Fra tanti vantaggi arrecati però, c’è anche qualche neo da segnalare:
•    I fattori di una certa flatulenza, fastidiosa ma non patologica, dovuta alla presenza di oligosaccaridi (raffinosio, stachiosio, verbascosio) che, non annullati dalla cottura e non attaccati da enzimi digestivi specifici inesistenti nel nostro intestino, sono fermentati dalla flora batterica intestinale producendo idrogeno, metano ed anidride carbonica: non si conoscono rimedi efficaci, atti ad eliminare questo effetto sgradevole. Le fave e la soia ne sono esenti.
•    Molto in generale nel campo dei legumi, ma specialmente per le fave ed in particolare per le fave fresche, gli allergeni, cioè glicoproteine a basso peso molecolare che vengono assorbite senza essere digerite, possono provocare una azione immunitaria a carico della pelle o del sistema respiratorio: l’intensità della reazione è in rapporto alla sensibilità individuale.
•    Alcune sostanze, tossiche e farmacologiche come glucosidi cianogeni, fitati, aflatossine, lectine, sono definite antinutrizionali perché in grado di legarsi chimicamente a diversi minerali come calcio, ferro, zinco, riducendone l’utilizzazione da parte dell’organismo.

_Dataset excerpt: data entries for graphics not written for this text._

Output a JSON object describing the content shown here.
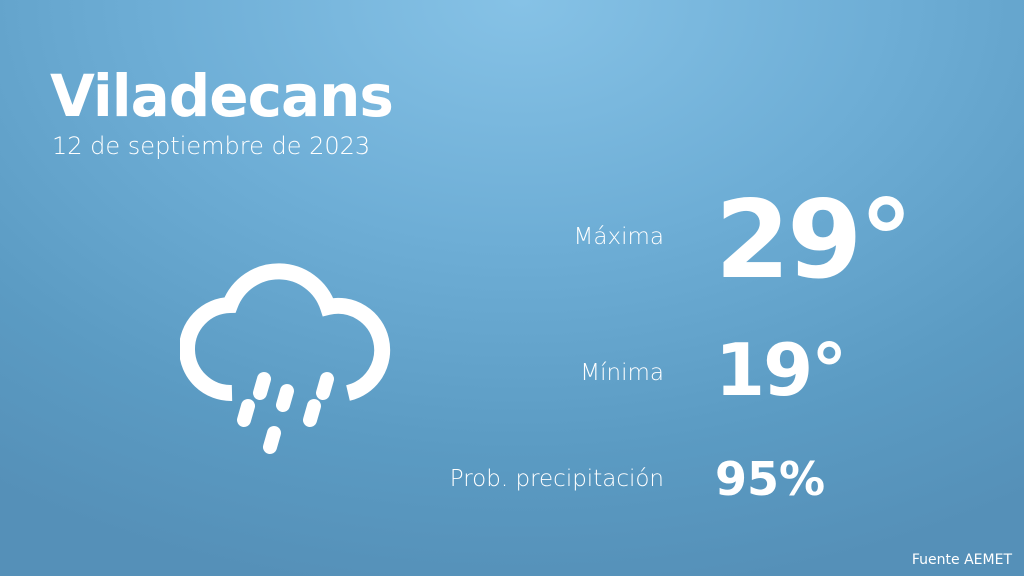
{
  "city": "Viladecans",
  "date": "12 de septiembre de 2023",
  "weather_icon": "cloud-rain-icon",
  "max": {
    "label": "Máxima",
    "value": "29°"
  },
  "min": {
    "label": "Mínima",
    "value": "19°"
  },
  "precip": {
    "label": "Prob. precipitación",
    "value": "95%"
  },
  "source": "Fuente AEMET",
  "colors": {
    "background_top": "#86c2e6",
    "background_bottom": "#5590b8",
    "text": "#ffffff"
  }
}
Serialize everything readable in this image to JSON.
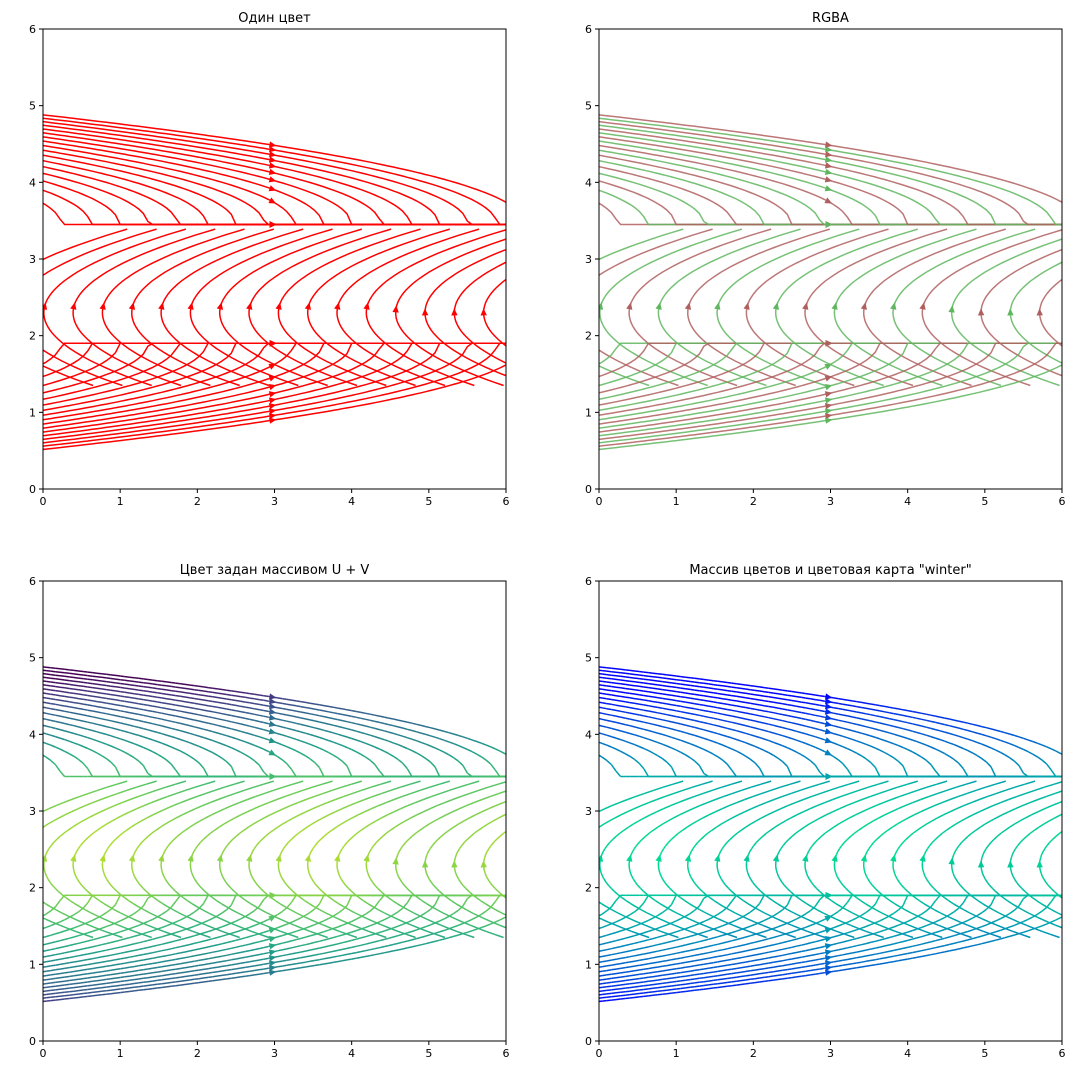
{
  "chart_data": [
    {
      "type": "streamplot",
      "title": "Один цвет",
      "color_mode": "single",
      "color": "#ff0000",
      "xlim": [
        0,
        6
      ],
      "ylim": [
        0,
        6
      ],
      "xticks": [
        "0",
        "1",
        "2",
        "3",
        "4",
        "5",
        "6"
      ],
      "yticks": [
        "0",
        "1",
        "2",
        "3",
        "4",
        "5",
        "6"
      ],
      "x_center": 2.0,
      "y_center": 2.3,
      "separatrix_y": 3.3,
      "field": "U = 1 - y + 2.3, V = x^2 ... (streamlines)"
    },
    {
      "type": "streamplot",
      "title": "RGBA",
      "color_mode": "rgba",
      "colors": [
        "#5fb65f",
        "#b05f5f"
      ],
      "xlim": [
        0,
        6
      ],
      "ylim": [
        0,
        6
      ],
      "xticks": [
        "0",
        "1",
        "2",
        "3",
        "4",
        "5",
        "6"
      ],
      "yticks": [
        "0",
        "1",
        "2",
        "3",
        "4",
        "5",
        "6"
      ],
      "x_center": 2.0,
      "y_center": 2.3,
      "separatrix_y": 3.3
    },
    {
      "type": "streamplot",
      "title": "Цвет задан массивом U + V",
      "color_mode": "array",
      "colormap": "viridis",
      "xlim": [
        0,
        6
      ],
      "ylim": [
        0,
        6
      ],
      "xticks": [
        "0",
        "1",
        "2",
        "3",
        "4",
        "5",
        "6"
      ],
      "yticks": [
        "0",
        "1",
        "2",
        "3",
        "4",
        "5",
        "6"
      ],
      "x_center": 2.0,
      "y_center": 2.3,
      "separatrix_y": 3.3
    },
    {
      "type": "streamplot",
      "title": "Массив цветов и цветовая карта \"winter\"",
      "color_mode": "array",
      "colormap": "winter",
      "xlim": [
        0,
        6
      ],
      "ylim": [
        0,
        6
      ],
      "xticks": [
        "0",
        "1",
        "2",
        "3",
        "4",
        "5",
        "6"
      ],
      "yticks": [
        "0",
        "1",
        "2",
        "3",
        "4",
        "5",
        "6"
      ],
      "x_center": 2.0,
      "y_center": 2.3,
      "separatrix_y": 3.3
    }
  ]
}
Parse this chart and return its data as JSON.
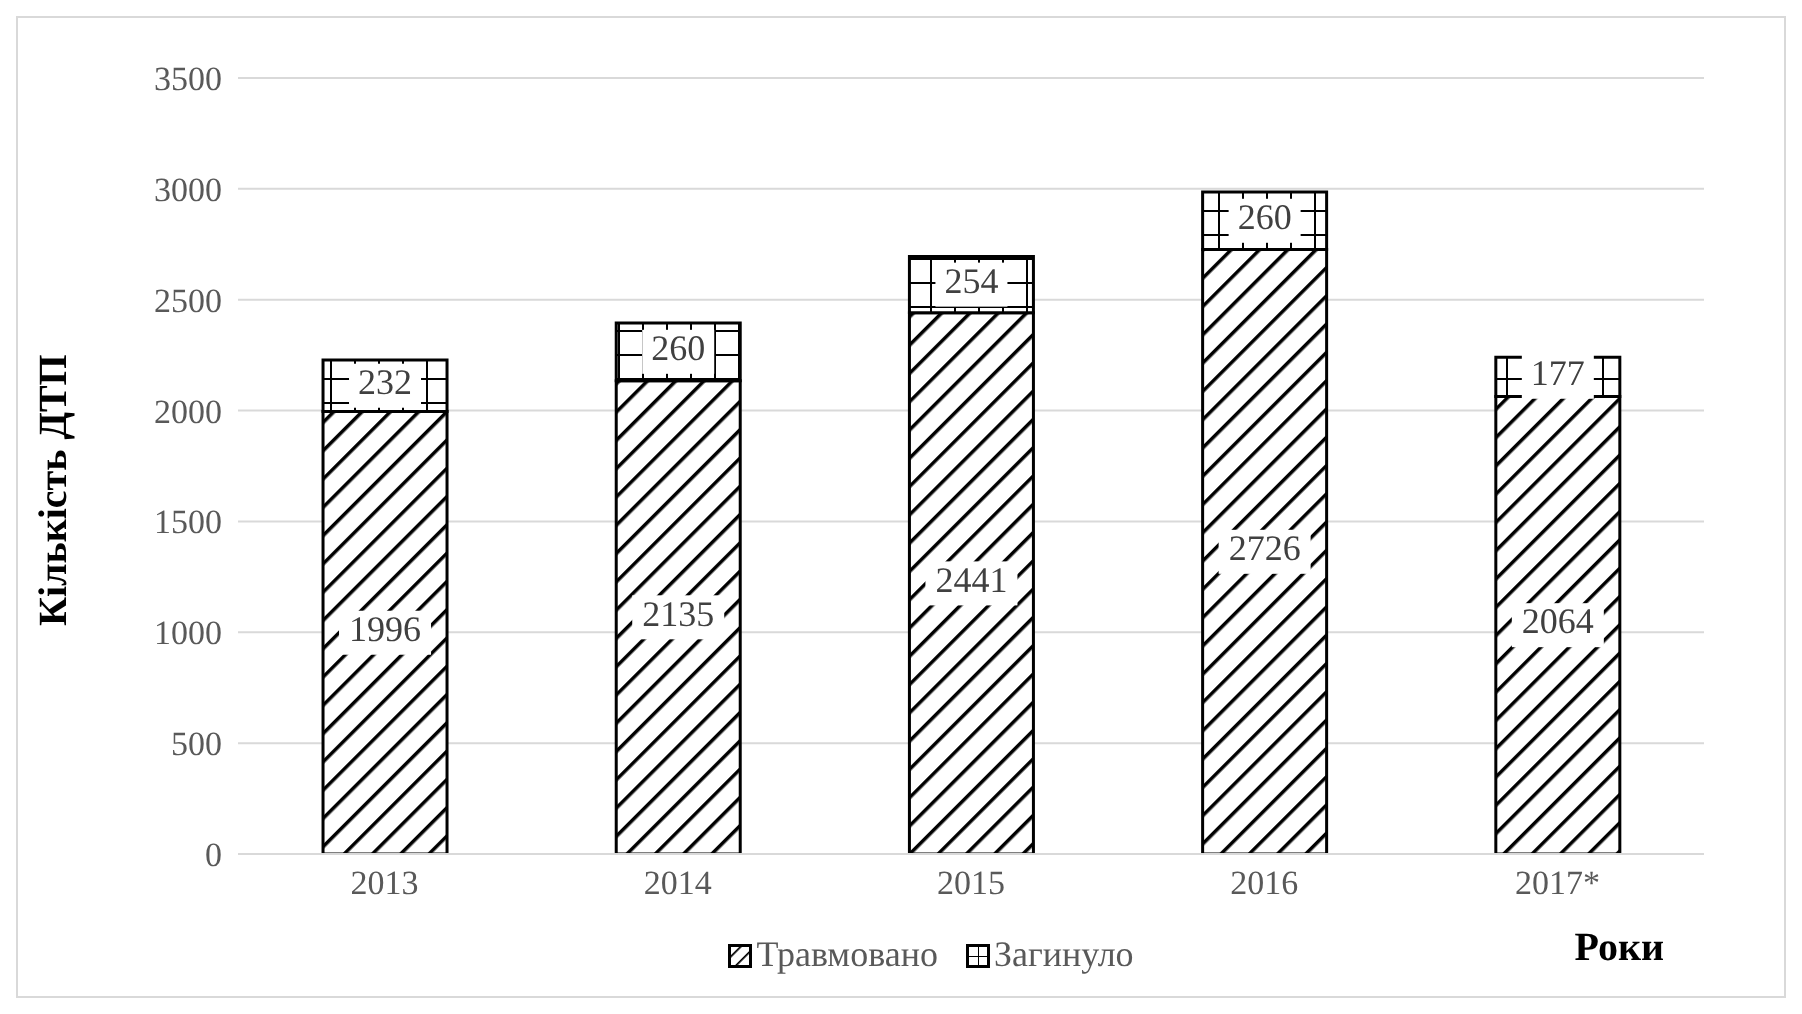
{
  "chart_data": {
    "type": "bar",
    "stacked": true,
    "categories": [
      "2013",
      "2014",
      "2015",
      "2016",
      "2017*"
    ],
    "series": [
      {
        "name": "Травмовано",
        "color": "#000000",
        "values": [
          1996,
          2135,
          2441,
          2726,
          2064
        ]
      },
      {
        "name": "Загинуло",
        "color": "#000000",
        "values": [
          232,
          260,
          254,
          260,
          177
        ]
      }
    ],
    "xlabel": "Роки",
    "ylabel": "Кількість ДТП",
    "ylim": [
      0,
      3500
    ],
    "yticks": [
      0,
      500,
      1000,
      1500,
      2000,
      2500,
      3000,
      3500
    ],
    "grid": "y",
    "legend": "bottom",
    "data_labels": true
  }
}
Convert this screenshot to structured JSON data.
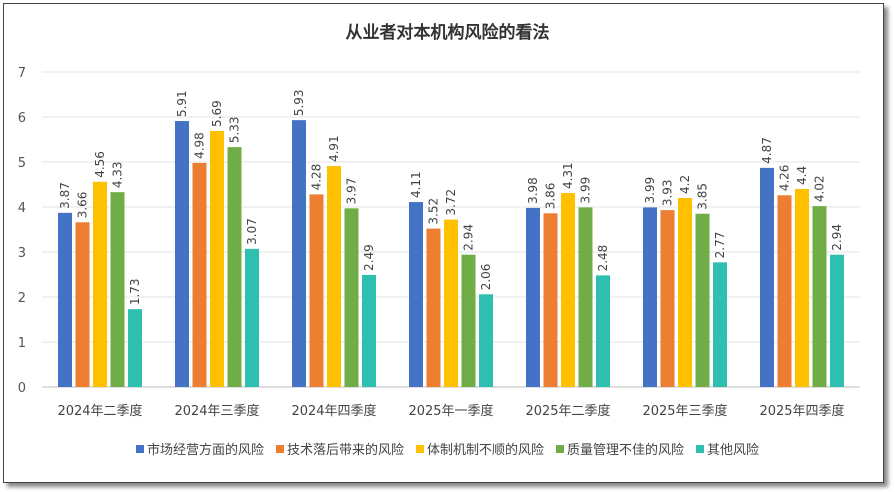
{
  "chart_data": {
    "type": "bar",
    "title": "从业者对本机构风险的看法",
    "categories": [
      "2024年二季度",
      "2024年三季度",
      "2024年四季度",
      "2025年一季度",
      "2025年二季度",
      "2025年三季度",
      "2025年四季度"
    ],
    "ylim": [
      0,
      7
    ],
    "yticks": [
      "0",
      "1",
      "2",
      "3",
      "4",
      "5",
      "6",
      "7"
    ],
    "grid": true,
    "legend_position": "bottom",
    "series": [
      {
        "name": "市场经营方面的风险",
        "color": "#4472C4",
        "values": [
          3.87,
          5.91,
          5.93,
          4.11,
          3.98,
          3.99,
          4.87
        ]
      },
      {
        "name": "技术落后带来的风险",
        "color": "#ED7D31",
        "values": [
          3.66,
          4.98,
          4.28,
          3.52,
          3.86,
          3.93,
          4.26
        ]
      },
      {
        "name": "体制机制不顺的风险",
        "color": "#FFC000",
        "values": [
          4.56,
          5.69,
          4.91,
          3.72,
          4.31,
          4.2,
          4.4
        ]
      },
      {
        "name": "质量管理不佳的风险",
        "color": "#70AD47",
        "values": [
          4.33,
          5.33,
          3.97,
          2.94,
          3.99,
          3.85,
          4.02
        ]
      },
      {
        "name": "其他风险",
        "color": "#2EBFB0",
        "values": [
          1.73,
          3.07,
          2.49,
          2.06,
          2.48,
          2.77,
          2.94
        ]
      }
    ]
  }
}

Per fortuna  il calore della cottura distrugge i fattori antidigestivi (fattori antitriptici) rendendo assimilabili e digeribili i legumi che per tal motivo vanno cotti bene, con tempi di cottura  una volta molto lunghi, oggi notevolmente accorciati  dall’uso della pentola a pressione: possibilmente in poca acqua per non disperdere le sostanze, avendo cura di aggiungere sale o sostanze acide, come aceto o limone, a cottura quasi completa per non impedire l’intenerimento delle bucce, sede peraltro di molte delle sostanze dei legumi stessi. Per facilitare la cottura comunque si usa tenere a bagno per una notte i legumi secchi; alcuni sostengono che uno scarso cucchiaino di bicarbonato aggiunto all’acqua accorci i tempi di cottura: a scapito però di un po’ del sapore; le lenticchie non hanno bisogno di essere tenute a bagno.
I legumi di maggiore uso alimentare e più diffusi nella nostra società, come si evince da quanto si è venuto anticipando, sono i fagioli, i piselli, le fave, le lenticchie, i ceci, ai quali si aggiunge oggi la soia; altri semi di leguminose  meno diffuse ma non per questo meno importanti o meno buone sono le cicerchie. Ai suddetti legumi si limiterà dunque il nostro discorso impostato in un’ottica di fitness e salute, tralasciando pertanto i lupini, le arachidi, le carrube e qualche  altro ancora, ancorché pur’essi importanti.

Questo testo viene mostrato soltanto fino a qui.